The contest was an incredible success – there were 19 entries that covered a range of topics. Each entry was well thought out, and I encourage you to read each of them.
Here are the entries, in order of submission:
Please join me in thanking each of the entrants!
Goals of the Contest
As a reminder, the goal of the contest was to “do something in R, with a shapefile, that does something other than make a choropleth map”. This goal was entirely selfish: I have spent years analyzing data using choropleth maps. But as I don’t have a background in geospatial statistics, I am really not aware of what other analytical techniques I can be using. I hoped that by running a contest I could learn some more useful techniques that I could then apply to my own work.
And the winner is …
There are actually two winners to the contest. They both provided concise explanations, and real-world demonstrations, of geospatial concepts that I was simply not aware of.
- Spatial neighbors in R – an interactive illustration by Kyle Walker. Kyle is a geography professor. This might have allowed him to intuitively understand the types of analyses that I was looking for. His entry demonstrates different definitions of “neighbor” in spatial statistics, and how those definitions can effect interpretations of the data.
- London Crime Analysis by Henry Partridge goes a step further. Henry developed an application to map different types of crime in London. He then used Moran’s I to calculate spatial autocorrelation. There were actually several entries that deal with mapping crime, but only Henry’s entry introduced this extra step beyond a choropleth maps.
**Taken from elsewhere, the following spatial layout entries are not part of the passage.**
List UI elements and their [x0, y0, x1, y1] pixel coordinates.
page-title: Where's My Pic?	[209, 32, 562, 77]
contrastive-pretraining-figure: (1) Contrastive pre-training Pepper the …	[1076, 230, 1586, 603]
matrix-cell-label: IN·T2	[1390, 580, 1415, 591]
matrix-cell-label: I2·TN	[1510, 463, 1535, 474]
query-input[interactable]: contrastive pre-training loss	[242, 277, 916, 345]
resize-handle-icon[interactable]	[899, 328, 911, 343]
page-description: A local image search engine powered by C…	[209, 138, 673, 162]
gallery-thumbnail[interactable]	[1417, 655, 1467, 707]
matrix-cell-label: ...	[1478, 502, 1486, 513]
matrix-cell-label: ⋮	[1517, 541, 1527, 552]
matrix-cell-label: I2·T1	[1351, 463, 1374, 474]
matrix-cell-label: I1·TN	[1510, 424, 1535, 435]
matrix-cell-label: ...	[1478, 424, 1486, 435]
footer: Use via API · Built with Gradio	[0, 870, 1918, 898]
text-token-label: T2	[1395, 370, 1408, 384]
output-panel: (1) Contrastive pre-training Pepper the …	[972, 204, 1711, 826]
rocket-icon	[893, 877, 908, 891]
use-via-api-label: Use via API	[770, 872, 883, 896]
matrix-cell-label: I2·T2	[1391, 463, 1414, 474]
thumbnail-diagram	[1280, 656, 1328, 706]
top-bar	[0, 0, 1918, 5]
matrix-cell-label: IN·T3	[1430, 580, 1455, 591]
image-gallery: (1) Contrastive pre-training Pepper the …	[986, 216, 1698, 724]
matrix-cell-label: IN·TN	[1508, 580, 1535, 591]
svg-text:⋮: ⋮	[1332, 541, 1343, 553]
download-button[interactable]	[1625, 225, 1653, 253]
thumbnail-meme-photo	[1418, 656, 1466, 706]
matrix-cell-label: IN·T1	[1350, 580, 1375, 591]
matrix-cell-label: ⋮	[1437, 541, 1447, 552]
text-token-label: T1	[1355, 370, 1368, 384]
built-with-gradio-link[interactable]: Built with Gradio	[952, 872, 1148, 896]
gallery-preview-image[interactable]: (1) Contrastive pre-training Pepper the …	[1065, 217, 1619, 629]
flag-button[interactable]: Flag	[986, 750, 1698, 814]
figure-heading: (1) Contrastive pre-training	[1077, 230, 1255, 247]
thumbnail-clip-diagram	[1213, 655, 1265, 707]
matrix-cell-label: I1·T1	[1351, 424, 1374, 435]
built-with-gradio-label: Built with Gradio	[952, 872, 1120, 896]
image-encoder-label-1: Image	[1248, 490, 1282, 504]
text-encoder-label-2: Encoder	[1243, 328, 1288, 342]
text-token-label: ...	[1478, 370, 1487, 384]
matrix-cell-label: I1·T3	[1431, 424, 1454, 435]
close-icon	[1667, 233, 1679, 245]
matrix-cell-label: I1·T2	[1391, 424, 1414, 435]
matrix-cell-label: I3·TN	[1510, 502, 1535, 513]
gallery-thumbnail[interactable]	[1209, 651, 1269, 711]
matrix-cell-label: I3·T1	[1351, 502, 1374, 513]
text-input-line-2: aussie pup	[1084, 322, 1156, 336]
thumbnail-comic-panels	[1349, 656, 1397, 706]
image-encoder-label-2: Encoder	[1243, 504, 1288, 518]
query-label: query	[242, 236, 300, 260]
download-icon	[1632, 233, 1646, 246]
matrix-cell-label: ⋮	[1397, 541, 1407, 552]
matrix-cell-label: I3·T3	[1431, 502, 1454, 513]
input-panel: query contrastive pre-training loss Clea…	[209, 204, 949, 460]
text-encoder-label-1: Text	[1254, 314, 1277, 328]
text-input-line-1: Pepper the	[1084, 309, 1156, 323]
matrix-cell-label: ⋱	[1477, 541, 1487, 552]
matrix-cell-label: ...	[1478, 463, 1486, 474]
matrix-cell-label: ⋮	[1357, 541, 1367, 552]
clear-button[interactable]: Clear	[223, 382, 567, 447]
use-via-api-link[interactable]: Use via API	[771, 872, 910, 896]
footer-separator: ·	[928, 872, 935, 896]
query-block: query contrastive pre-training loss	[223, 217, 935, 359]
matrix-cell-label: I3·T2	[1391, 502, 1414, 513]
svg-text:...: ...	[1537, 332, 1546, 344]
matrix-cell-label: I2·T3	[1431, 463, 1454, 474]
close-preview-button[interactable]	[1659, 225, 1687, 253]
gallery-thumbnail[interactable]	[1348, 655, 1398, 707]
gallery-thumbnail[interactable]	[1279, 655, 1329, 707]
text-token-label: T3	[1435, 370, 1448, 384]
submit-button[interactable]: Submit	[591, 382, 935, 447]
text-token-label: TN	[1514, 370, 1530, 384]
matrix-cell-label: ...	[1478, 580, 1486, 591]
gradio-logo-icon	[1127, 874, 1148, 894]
It’s worth pointing out that both of the winning entries used RStudio’s Shiny framework.
Several entries besides the winners stood out as teaching me something new in the area of R and shapefiles in a concise, enjoyable way:
- Hong Kong Population Center of Gravity (COG) by Fung Yip taught me about the concept of a Center of Population.
- In Working with Shapefiles Dennis Chandler used shapefiles to explore US historical boundaries, from 1629 to 2000. I did not know that such data existed!
- In Washington, DC Parking Violations Andrew Breza contrasts several different visualization techniques for analyzing parking violation data in Washington, DC. Before reading this I would have used just a choropleth to visualize the data. I learned a lot of new techniques from this!
- In Marine Boundaries in R: Reading EEZ Shapefiles Daniel M. Palacios give a thorough treatment of a real-world issue involving geography, marine data and national borders. He is clearly an expert in this field, and I enjoyed learning about his speciality.
As a reminder, both of the winners will get two prizes:
- A free copy of my course Mapmaking in R with Choroplethr ($99 value) and
- A free copy of my course Shapefiles for R Programmers ($99 value).
I will be in touch with the winners today about how to get their copies of the courses.